28 October 2021

Books: Groucho Marx, King of the Jungle By Ron Goulart (2005)

 Groucho Marx, King of the Jungle: A Mystery Featuring Groucho Marx  (Mysteries Featuring Groucho Marx Book 6) - Kindle edition by Goulart, Ron.  Mystery, Thriller & Suspense Kindle eBooks @ Amazon.com.

“Frank Denby and Groucho Marx arrive on the set of the new Ty-Gor film, a Tarzan knockoff, expecting to have Groucho do his humorous walk-on. What they find is that Randy Spellman, the star of the picture, has been murdered. Frank’s wife, Jane, is only a few weeks away from having their baby and the amateur detective team has promised to lay off on the sleuthing. But when a stuntwoman who has gone missing is suspected of the murder, Jane insists they take up the case to clear the young woman’s name. In addition to being a horrible actor, Spellman was a womanizer and a blackmailer. Many people had reason to dislike him, or even kill him, and the investigation leads Frank and Groucho through the glamour and seediness of 1940s Hollywood, Groucho signing autographs all the while.”

Groucho Marx, King of Jungle is the sixth and final book Ron Goulart wrote featuring the legendary comedian who solves murders in Old Hollywood with his screenwriter pal Frank Denby and his wife Jane.
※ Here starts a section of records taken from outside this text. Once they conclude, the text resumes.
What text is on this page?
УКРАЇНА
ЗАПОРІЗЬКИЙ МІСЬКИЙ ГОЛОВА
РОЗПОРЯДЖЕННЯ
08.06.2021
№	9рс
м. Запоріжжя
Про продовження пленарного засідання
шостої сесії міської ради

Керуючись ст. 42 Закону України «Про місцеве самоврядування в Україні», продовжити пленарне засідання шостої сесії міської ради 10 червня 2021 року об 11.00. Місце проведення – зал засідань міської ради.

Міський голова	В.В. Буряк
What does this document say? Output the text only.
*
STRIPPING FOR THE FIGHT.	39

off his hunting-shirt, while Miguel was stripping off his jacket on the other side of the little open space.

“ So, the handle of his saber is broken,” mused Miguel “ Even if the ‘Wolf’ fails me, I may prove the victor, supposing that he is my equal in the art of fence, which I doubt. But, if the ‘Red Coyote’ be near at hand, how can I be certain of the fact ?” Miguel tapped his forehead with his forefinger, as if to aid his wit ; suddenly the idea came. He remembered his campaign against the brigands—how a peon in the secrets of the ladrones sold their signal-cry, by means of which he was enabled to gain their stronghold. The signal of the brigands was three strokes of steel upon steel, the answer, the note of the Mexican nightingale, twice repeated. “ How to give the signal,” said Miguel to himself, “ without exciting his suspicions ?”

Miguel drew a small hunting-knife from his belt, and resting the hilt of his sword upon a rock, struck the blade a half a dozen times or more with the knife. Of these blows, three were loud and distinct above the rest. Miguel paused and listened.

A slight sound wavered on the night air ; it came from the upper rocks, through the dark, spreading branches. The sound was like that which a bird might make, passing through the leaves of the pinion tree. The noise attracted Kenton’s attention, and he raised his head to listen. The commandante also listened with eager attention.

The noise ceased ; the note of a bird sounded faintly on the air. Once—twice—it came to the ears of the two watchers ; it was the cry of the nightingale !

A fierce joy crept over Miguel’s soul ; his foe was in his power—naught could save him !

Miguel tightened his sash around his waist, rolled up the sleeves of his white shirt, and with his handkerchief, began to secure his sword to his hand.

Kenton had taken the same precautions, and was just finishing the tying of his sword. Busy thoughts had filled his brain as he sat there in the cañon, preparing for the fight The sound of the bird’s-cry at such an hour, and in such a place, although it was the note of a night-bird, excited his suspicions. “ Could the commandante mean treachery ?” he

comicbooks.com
It’s also probably weakest of the six, as it shows that premise does have it limitations. It’s interesting to note for me, as I read this book, how much Goulart paints Hollywood of the period as one full of pretty blonde women willing to do anything to be a star, how everyone sort of used any means possible, like blackmail, against one another and how devious and seedy people can be. Set in April of 1940, the Hollywood Hills and the Valley are always fog strewn, with misty rain and dark alley’s beckoning the gullible. April can be a cool month here and generally suffers from the marine layer, but not so much as presented here.

Anyways, the plot of this book does get a bit more complex here, and maybe even a bit dark and certainly unsavory, but at the cost of the humor that made the other five a fun read, with a lot of that Groucho’s non-sequitur monologues never really hit the mark. There was also a subplot I wished Goulart would have taken up, that of a black man and a white women in a relationship in 1940. It seems while everything else got more serious, this one plot point was left behind –which made it a lost opportunity.

A fine, bittersweet ending, but probably for the best Goulart never went on to write more.